Lilli gab auf eine so entwürdigende Frage überhaupt keine Antwort.

»Sind denn welche in der neuen Klasse noch größer als du?« erkundigte sich der Onkel mit scheinheiligem Ernst weiter.

»Nur neunundvierzig, sonst wäre ich die Größte,« ging Lilli jetzt lachend auf den Scherz ein.

»Bravo, Schmaltierchen, und damit du die anderen neunundvierzig auch noch überflügelst, habe ich dir etwas mitgebracht.«

Er zog ein kleines Paket aus der Rocktasche. Lilli löste mit flinken Fingern in begreiflicher Neugier den Bindfaden.

»Ach pfui, Onkel Martin!«

Voll Enttäuschung schaute die Nichte auf das gelbe spiralförmige Ding in ihrer Hand. Es war ein Wachsstock.

»Na, erlaube mal, Schmaltierchen, solch ein Wachsstock soll dem Wachstum sehr förderlich sein, habe ich neulich in einer Zeitschrift gelesen.
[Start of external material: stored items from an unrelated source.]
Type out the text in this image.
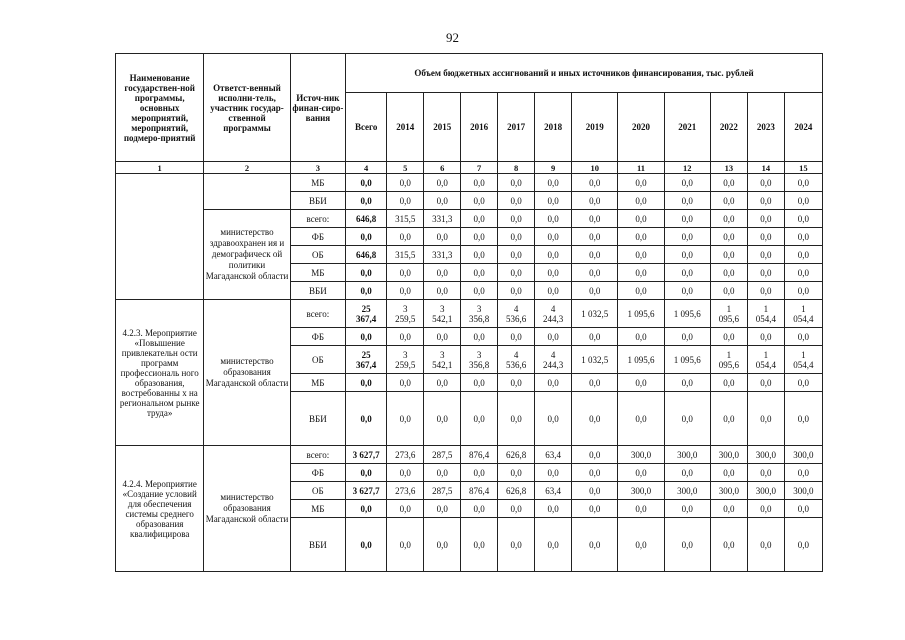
92
Наименование государствен-ной программы, основных мероприятий, мероприятий, подмеро-приятий	Ответст-венный исполни-тель, участник государ-ственной программы	Источ-ник финан-сиро-вания	Объем бюджетных ассигнований и иных источников финансирования, тыс. рублей											
			Всего	2014	2015	2016	2017	2018	2019	2020	2021	2022	2023	2024
1	2	3	4	5	6	7	8	9	10	11	12	13	14	15
		МБ	0,0	0,0	0,0	0,0	0,0	0,0	0,0	0,0	0,0	0,0	0,0	0,0
		ВБИ	0,0	0,0	0,0	0,0	0,0	0,0	0,0	0,0	0,0	0,0	0,0	0,0
	министерство здравоохранен ия и демографическ ой политики Магаданской области	всего:	646,8	315,5	331,3	0,0	0,0	0,0	0,0	0,0	0,0	0,0	0,0	0,0
		ФБ	0,0	0,0	0,0	0,0	0,0	0,0	0,0	0,0	0,0	0,0	0,0	0,0
		ОБ	646,8	315,5	331,3	0,0	0,0	0,0	0,0	0,0	0,0	0,0	0,0	0,0
		МБ	0,0	0,0	0,0	0,0	0,0	0,0	0,0	0,0	0,0	0,0	0,0	0,0
		ВБИ	0,0	0,0	0,0	0,0	0,0	0,0	0,0	0,0	0,0	0,0	0,0	0,0
4.2.3. Мероприятие «Повышение привлекательн ости программ профессиональ ного образования, востребованны х на региональном рынке труда»	министерство образования Магаданской области	всего:	25
367,4	3
259,5	3
542,1	3
356,8	4
536,6	4
244,3	1 032,5	1 095,6	1 095,6	1
095,6	1
054,4	1
054,4
		ФБ	0,0	0,0	0,0	0,0	0,0	0,0	0,0	0,0	0,0	0,0	0,0	0,0
		ОБ	25
367,4	3
259,5	3
542,1	3
356,8	4
536,6	4
244,3	1 032,5	1 095,6	1 095,6	1
095,6	1
054,4	1
054,4
		МБ	0,0	0,0	0,0	0,0	0,0	0,0	0,0	0,0	0,0	0,0	0,0	0,0
		ВБИ	0,0	0,0	0,0	0,0	0,0	0,0	0,0	0,0	0,0	0,0	0,0	0,0
4.2.4. Мероприятие «Создание условий для обеспечения системы среднего образования квалифицирова	министерство образования Магаданской области	всего:	3 627,7	273,6	287,5	876,4	626,8	63,4	0,0	300,0	300,0	300,0	300,0	300,0
		ФБ	0,0	0,0	0,0	0,0	0,0	0,0	0,0	0,0	0,0	0,0	0,0	0,0
		ОБ	3 627,7	273,6	287,5	876,4	626,8	63,4	0,0	300,0	300,0	300,0	300,0	300,0
		МБ	0,0	0,0	0,0	0,0	0,0	0,0	0,0	0,0	0,0	0,0	0,0	0,0
		ВБИ	0,0	0,0	0,0	0,0	0,0	0,0	0,0	0,0	0,0	0,0	0,0	0,0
Beiß nur jeden Abend ein Stückchen davon ab und paß auf: in einem Jahr bist du ein wahrer Goliath.«

War das nun Ernst oder Scherz? Die Sache klang vollkommen unglaubwürdig, aber Lillis phantastischer Kopf, der in dem gewöhnlichsten Ding ein Märchen sah, schien nichts unmöglich. Onkel hatte auch eine so treuherzige Miene dabei, daß Lilli zweifelhaft wurde. Immerhin, versuchen konnte sie es ja.

Nachdem Onkel Martin sich noch zu Margots Vergnügen in einen Bären, Wolf und Affen verwandelt hatte, wurde der Zoologische Garten geschlossen. Der Onkel nahm Abschied, und Lilli ging an ihren Aufsatzschluß.

Am Abend vor dem Schlafengehen holte sie Onkel Martins Wachsstock hervor. Sie durfte nichts unversucht lassen, um zu wachsen; auf die merkwürdigsten Dinge war sie dabei schon verfallen. Also – die Augen zugemacht und hineingebissen! Sie würde sich doch nicht vergiften?

Es schmeckte süß, eigentlich wunderschön! Lilli riß die Augen wieder auf.

Himmlisch – der Wachsstock war aus Marzipan!

Drei Faustschläge gegen die Wand – das schwesterliche Zeichen – brachten sofort Bruder Ludwig zur Stelle, und nun schmausten die beiden Zwillinge lustig im Verein von dem Wunderwachsstock. Der wurde kleiner und kleiner, aber Lilli Liliput nicht größer!

Am nächsten Mittag lag auf Lillis Gedeck ein großer grauer Brief, ein gleicher an Ludwigs Platz.

Lilli ließ sich kaum Zeit, den Umschlag zu öffnen. Wer mochte an sie schreiben?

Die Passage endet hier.